In This Kingdom of Dust, Dyer turns this on its head and explores a machine that, in reality went right, but fictionalises the micro and macro ramifications of ‘what-if’ it went wrong.

The 1969 moon landing is quite possibly the world’s biggest moment in history. ‘One giant leap for mankind’ is a phrase that many of us in adulthood know well, regardless of whether we were alive to watch it back then or not. The Apollo program was huge and despite its failures - it put 2 men on the moon. But the thing is, despite some hiccups, the mission was a success.
Buzz and Neil landed on the moon, did an EVA, and then the Lunar Module lifted them off the Moon to reunite with Mike in the Columbia, and they all returned to Earth as heroes.

But, what if it didn’t. What if something - a single point of failure - failed, and there was no way to fix it?

Dyer shows his excellent research skills once more and through the eyes of a fictional journalist named Aquarius (a nod to Norman Mailer), Buzz, his wife Joan, and Neil, the reader explores such a failure and learns about the human, mechanical, and humanity reactions to a moon landing disaster, or more accurately a moon ascension disaster and the very real Protocol/contingency - Unbeknownst to many - for this very event.
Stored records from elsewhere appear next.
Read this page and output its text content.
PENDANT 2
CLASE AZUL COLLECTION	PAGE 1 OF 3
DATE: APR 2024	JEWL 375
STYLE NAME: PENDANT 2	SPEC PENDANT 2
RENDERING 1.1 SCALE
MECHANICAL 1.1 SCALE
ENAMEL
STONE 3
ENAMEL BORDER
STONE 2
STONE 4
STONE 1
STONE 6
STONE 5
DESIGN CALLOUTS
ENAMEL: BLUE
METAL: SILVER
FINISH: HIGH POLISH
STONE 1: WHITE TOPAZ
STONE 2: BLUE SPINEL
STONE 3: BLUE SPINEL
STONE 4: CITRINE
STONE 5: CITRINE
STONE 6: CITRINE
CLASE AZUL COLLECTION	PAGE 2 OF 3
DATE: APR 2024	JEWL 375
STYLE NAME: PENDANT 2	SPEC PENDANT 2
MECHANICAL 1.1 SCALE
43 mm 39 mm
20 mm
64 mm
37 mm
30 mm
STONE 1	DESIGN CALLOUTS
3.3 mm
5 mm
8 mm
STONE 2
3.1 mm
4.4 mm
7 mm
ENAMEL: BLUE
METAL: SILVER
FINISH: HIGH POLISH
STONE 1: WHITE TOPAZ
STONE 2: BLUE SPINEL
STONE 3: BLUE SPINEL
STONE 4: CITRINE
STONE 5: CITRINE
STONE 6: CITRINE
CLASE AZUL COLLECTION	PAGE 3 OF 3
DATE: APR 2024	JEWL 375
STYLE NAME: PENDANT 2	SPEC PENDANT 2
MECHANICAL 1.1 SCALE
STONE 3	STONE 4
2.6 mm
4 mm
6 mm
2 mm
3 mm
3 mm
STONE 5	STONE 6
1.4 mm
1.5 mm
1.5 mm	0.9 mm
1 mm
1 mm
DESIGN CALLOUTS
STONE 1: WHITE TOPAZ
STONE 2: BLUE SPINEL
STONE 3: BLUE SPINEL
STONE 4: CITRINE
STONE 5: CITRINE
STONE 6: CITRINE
And let me assure you, it was no The Martian/Mark Watney ‘Bring him Home’ moment.

Hearing Dyer talk about this book at the recent Queenscliffe Literary Festival, it became clear that he added numerous parallels, symmetries, and positions but the one that resonates with me the most is the hopelessness, of slowly suffocating - as an astrowife and deprived of oxygen - and there’s nothing that anyone can do about it.

Many thanks to David Dyer, Penguin Random House Australia, and NetGalley for an arc of this fascinating historical fiction story. I eagerly await to see what after comes up with next.